First of all, I think Jemile Weeks should already be up by now. He should've been up when Coco Crisp went on the disabled list, since he can offer the A's a spark at the top of the lineup. I know the A's are weary of his defense and believe Eric Sogard to be better in this department, but Weeks, when considering all aspects of the game, offers more.
There's also probably not a need to keep Daric Barton, Luke Montz and Nate Freiman on the roster at the same time. Granted, when Chris Young returns, the A's will send one out the door. Barton must pass through waivers to remain with the A's, and Rule 5-pick Freiman would be sent back to the Padres if he's let go, so signs point to Montz heading back to Triple-A. But with Young back in the fold, Brandon Moss can return to first base, so the A's might do well by taking Barton off the roster and bringing up Shane Peterson for an extended time to see what he can do with several big league at-bats.

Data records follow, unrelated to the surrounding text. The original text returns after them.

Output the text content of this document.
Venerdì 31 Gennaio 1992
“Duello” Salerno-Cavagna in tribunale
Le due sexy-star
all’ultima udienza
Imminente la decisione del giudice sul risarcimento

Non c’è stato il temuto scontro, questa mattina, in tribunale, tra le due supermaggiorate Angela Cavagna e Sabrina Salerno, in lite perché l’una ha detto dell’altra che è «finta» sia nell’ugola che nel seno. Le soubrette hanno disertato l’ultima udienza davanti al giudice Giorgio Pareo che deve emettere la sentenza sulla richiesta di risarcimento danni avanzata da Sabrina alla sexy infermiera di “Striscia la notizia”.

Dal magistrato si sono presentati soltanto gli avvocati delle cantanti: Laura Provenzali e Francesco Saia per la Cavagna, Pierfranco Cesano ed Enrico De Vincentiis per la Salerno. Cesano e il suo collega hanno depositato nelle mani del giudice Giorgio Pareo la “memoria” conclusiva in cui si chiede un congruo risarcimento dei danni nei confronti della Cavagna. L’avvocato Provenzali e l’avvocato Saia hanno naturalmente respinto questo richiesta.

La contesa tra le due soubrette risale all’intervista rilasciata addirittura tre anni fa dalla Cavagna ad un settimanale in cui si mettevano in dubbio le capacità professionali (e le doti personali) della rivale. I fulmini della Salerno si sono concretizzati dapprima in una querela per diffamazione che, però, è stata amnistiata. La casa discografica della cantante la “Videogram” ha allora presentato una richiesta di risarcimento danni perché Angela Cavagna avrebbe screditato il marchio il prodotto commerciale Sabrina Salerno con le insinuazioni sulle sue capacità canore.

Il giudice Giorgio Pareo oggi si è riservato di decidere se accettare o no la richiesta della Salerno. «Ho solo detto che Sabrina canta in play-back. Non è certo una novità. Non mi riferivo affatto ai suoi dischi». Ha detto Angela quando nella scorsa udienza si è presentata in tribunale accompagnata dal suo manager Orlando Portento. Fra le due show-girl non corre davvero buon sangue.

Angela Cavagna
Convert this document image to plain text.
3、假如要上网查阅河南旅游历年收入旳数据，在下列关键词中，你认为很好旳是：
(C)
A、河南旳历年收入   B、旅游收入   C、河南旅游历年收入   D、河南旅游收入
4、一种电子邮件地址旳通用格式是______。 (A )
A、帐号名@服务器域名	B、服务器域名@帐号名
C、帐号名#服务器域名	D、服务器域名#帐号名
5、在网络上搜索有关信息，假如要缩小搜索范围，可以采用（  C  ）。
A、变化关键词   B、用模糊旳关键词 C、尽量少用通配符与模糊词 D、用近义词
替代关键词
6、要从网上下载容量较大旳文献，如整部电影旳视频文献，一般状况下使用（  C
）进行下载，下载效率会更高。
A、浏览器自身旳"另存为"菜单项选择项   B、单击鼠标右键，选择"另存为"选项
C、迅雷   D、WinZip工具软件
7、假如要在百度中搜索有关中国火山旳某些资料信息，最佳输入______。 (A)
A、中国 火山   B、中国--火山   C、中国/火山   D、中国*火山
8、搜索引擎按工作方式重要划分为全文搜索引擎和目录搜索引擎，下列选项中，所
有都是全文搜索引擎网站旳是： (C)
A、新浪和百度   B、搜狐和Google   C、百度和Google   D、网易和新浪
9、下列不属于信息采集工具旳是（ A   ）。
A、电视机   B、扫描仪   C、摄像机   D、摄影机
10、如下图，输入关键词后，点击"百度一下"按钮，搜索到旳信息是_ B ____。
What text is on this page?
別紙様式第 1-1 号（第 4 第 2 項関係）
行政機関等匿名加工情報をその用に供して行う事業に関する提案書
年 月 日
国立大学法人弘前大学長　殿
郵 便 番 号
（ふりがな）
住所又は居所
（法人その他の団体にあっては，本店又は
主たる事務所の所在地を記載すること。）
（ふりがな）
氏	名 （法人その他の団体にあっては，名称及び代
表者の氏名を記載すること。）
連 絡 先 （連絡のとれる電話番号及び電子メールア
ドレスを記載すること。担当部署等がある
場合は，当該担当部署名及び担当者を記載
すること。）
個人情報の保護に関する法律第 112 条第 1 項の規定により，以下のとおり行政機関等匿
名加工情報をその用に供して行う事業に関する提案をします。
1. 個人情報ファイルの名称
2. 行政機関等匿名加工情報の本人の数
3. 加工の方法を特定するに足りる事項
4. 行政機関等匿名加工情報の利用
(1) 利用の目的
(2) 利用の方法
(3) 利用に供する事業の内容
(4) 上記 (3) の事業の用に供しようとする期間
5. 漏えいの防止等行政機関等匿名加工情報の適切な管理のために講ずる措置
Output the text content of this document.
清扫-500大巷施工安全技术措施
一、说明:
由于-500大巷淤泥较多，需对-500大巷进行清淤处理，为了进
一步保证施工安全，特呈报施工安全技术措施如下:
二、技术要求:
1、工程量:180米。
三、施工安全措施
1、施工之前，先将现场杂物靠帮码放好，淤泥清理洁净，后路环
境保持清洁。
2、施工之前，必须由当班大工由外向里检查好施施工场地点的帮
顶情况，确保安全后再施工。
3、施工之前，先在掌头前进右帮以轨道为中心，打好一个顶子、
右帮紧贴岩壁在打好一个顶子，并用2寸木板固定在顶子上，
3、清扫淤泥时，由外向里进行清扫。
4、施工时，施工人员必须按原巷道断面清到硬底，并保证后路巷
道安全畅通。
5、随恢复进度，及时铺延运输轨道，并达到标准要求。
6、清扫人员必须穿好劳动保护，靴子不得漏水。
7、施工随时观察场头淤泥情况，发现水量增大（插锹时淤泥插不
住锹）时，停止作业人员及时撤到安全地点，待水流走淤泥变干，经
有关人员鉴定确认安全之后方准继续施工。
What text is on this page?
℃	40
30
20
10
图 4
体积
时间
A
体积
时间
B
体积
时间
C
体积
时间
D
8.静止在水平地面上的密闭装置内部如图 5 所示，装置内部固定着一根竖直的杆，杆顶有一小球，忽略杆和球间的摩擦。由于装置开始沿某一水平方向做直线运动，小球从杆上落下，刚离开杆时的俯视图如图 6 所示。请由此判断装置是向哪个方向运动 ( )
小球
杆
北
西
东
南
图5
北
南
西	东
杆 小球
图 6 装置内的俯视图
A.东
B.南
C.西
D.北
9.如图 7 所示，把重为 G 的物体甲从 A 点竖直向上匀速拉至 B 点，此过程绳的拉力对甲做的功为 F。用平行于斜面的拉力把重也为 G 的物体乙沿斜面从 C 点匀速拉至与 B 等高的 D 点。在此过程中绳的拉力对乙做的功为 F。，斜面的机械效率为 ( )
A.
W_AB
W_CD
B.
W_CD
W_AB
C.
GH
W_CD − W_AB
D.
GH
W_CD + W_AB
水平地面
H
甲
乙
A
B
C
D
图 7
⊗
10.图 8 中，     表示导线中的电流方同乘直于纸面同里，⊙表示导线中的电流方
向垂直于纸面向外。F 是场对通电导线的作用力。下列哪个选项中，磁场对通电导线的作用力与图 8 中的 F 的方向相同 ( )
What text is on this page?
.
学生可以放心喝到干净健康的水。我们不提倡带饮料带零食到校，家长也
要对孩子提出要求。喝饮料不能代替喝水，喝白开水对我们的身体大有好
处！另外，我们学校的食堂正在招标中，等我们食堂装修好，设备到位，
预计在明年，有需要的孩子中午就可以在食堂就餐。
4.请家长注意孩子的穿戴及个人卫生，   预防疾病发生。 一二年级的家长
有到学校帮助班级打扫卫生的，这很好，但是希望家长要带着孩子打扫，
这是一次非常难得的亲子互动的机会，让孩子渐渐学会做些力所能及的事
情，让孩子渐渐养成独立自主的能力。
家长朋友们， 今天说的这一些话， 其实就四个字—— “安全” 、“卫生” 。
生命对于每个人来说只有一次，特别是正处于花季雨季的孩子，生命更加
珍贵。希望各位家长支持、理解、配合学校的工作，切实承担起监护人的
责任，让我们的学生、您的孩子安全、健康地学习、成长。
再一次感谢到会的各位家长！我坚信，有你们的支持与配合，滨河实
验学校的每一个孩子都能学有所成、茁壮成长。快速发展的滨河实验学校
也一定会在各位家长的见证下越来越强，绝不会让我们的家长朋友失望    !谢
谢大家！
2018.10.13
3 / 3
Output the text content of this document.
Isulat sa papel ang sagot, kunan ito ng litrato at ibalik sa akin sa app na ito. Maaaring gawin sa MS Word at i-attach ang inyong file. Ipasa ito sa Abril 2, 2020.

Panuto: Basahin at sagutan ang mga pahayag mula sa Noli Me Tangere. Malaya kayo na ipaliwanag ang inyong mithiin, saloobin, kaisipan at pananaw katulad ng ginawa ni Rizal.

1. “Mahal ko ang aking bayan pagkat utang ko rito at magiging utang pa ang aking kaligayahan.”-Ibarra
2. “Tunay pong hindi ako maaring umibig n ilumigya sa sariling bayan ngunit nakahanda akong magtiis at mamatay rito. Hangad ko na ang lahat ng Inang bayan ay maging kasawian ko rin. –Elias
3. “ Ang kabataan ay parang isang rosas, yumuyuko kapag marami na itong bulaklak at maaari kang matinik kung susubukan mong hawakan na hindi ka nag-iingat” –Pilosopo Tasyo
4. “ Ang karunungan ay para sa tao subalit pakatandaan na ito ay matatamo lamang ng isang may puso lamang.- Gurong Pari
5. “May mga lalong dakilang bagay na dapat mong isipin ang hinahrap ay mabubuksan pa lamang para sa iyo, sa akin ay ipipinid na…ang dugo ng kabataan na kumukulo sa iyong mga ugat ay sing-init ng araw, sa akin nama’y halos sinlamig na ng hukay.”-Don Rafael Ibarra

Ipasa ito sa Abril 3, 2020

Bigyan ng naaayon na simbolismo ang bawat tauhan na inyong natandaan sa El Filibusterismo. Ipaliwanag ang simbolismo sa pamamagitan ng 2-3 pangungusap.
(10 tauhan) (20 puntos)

In the bullpen, I'd like to see Hideki Okajima up here soon, and his June 1 out-clause suggests that will happen. As for the rotation, I'm not quite sold that Sonny Gray is ready for a big league start, but maybe it's time to see what he can do should Dan Straily continue to struggle.
Can someone explain the Grant Green situation to me? The guy has been a solid hitter as long as he's been alive, and the team has forced him into versatility. Why do other guys continue to get the call before he does?
-- Chris R., Stockton, Calif.
I don't think anyone in the A's organization will deny Green's strong offensive capability. It's his defense that's always been suspect, and that's why he's been moved around a lot and has subsequently found his way into a utility-type role. The same is happening to Weeks, who is playing some shortstop these days. Green will get his chance when he's the best option, and right now he's not that at any position.
What's the story with Hiro Nakajima? It seems he disappeared just before the season began, was put on the disabled list, and it wasn't revealed until recently that he was put back in extended spring training before being sent to Triple-A Sacramento. Does the club envision seeing him in the big leagues at all, or was this a "mulligan" signing?
-- David L., Hayward, Calif.
The A's certainly would like to see Nakajima in the big leagues, or else they wouldn't have handed him $6.5 million in the offseason. They just didn't know how far behind the big-league curve he would be when he arrived in Spring Training. The only reason it seemed like he "disappeared" before the season began, as you said, is because he got hurt. That pretty much ruled out any slim chance he still had of gaining a roster spot.
The A's are questioning his abilities on both defense and offense, but they're hopeful that time in the Minors will help him get comfortable and gain some confidence, and that those things will hurry along his progression to the big leagues.
What do you see the A's doing with Straily when Brett Anderson comes back? Will they make room for him in the rotation by trading or demoting another starter or will they send him back to Sacramento?
-- Jeff K., Sacramento, Calif.
Straily is headed back to Sacramento, no matter how he performs in the time Anderson is out. To this point, he's struggled to maintain any type of consistency, and the A's need to see him attain that before making him a staple of the rotation.
What's with Dallas Braden? Is his baseball career over? If not, will the A's give him another shot?
-- Warren A., Oceanside, Calif.
I recently heard that Braden is still rehabbing down in Southern California, and it was always known that he wouldn't be ready to pitch in the big leagues until at least July, anyway. That's why he's still without any type of contract, though I do see him potentially landing a Minor League deal with some team down the road. And as much as Braden is tied to the A's organization, I see him likely looking for a change of scenery, so I'd be surprised if his next opportunity comes with Oakland.